Delaware County Office of the Medical Examiner
- Seal of the Delaware County Office of the Medical Examiner

Agency overview
- Formed: 1979
- Jurisdiction: Delaware County, Pennsylvania
- Headquarters: 340 N. Middletown Road Lima, Pennsylvania 19037
- Agency executive: Albert Chu, M.D., Chief Medical Examiner;
- Website: delcopa.gov/medical-examiner

= Delaware County Office of the Medical Examiner =

The Delaware County Office of the Medical Examiner is the office responsible for the investigation of all sudden, unexpected, and/or violent deaths in Delaware County, Pennsylvania.

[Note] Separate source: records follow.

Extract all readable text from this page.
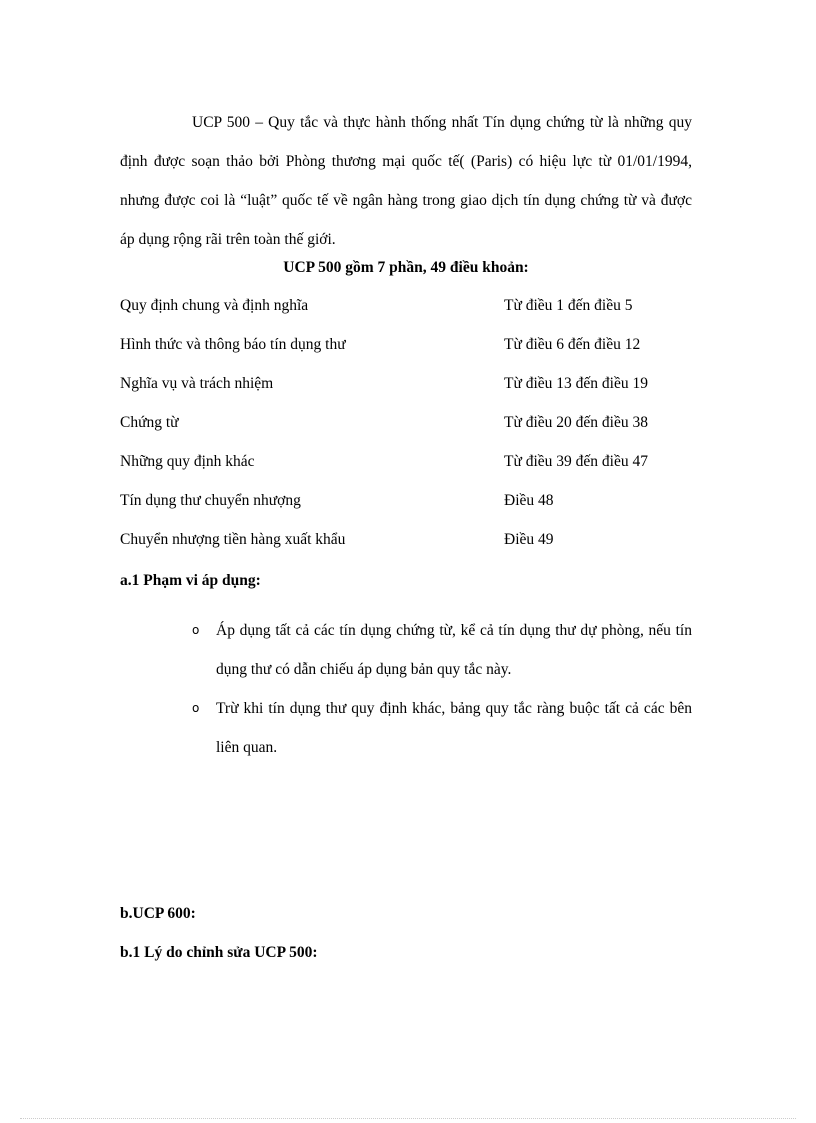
UCP 500 – Quy tắc và thực hành thống nhất Tín dụng chứng từ là những quy định được soạn thảo bởi Phòng thương mại quốc tế( (Paris) có hiệu lực từ 01/01/1994, nhưng được coi là “luật” quốc tế về ngân hàng trong giao dịch tín dụng chứng từ và được áp dụng rộng rãi trên toàn thế giới.

UCP 500 gồm 7 phần, 49 điều khoản:

Quy định chung và định nghĩa	Từ điều 1 đến điều 5
Hình thức và thông báo tín dụng thư	Từ điều 6 đến điều 12
Nghĩa vụ và trách nhiệm	Từ điều 13 đến điều 19
Chứng từ	Từ điều 20 đến điều 38
Những quy định khác	Từ điều 39 đến điều 47
Tín dụng thư chuyển nhượng	Điều 48
Chuyển nhượng tiền hàng xuất khẩu	Điều 49

a.1 Phạm vi áp dụng:

o Áp dụng tất cả các tín dụng chứng từ, kể cả tín dụng thư dự phòng, nếu tín dụng thư có dẫn chiếu áp dụng bản quy tắc này.
o Trừ khi tín dụng thư quy định khác, bảng quy tắc ràng buộc tất cả các bên liên quan.

b.UCP 600:

b.1 Lý do chỉnh sửa UCP 500:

Originally known as the Delaware County Coroner's Office, the County updated the medicolegal death investigation system to a modern medical examiner system in 1979 in response to public demand and facilitated by home rule charter. The Office is located within the Fair Acres Complex in Lima.

==Organization==
The Office of the Medical Examiner is staffed by two full time board certified forensic pathologists, an administrator, a Chief of Forensic Investigations, medicolegal death investigators, autopsy technicians, an evidence technician, an office coordinator, and a bereavement counselor. The Office is currently headed by Chief Medical Examiner Dr. Albert Chu.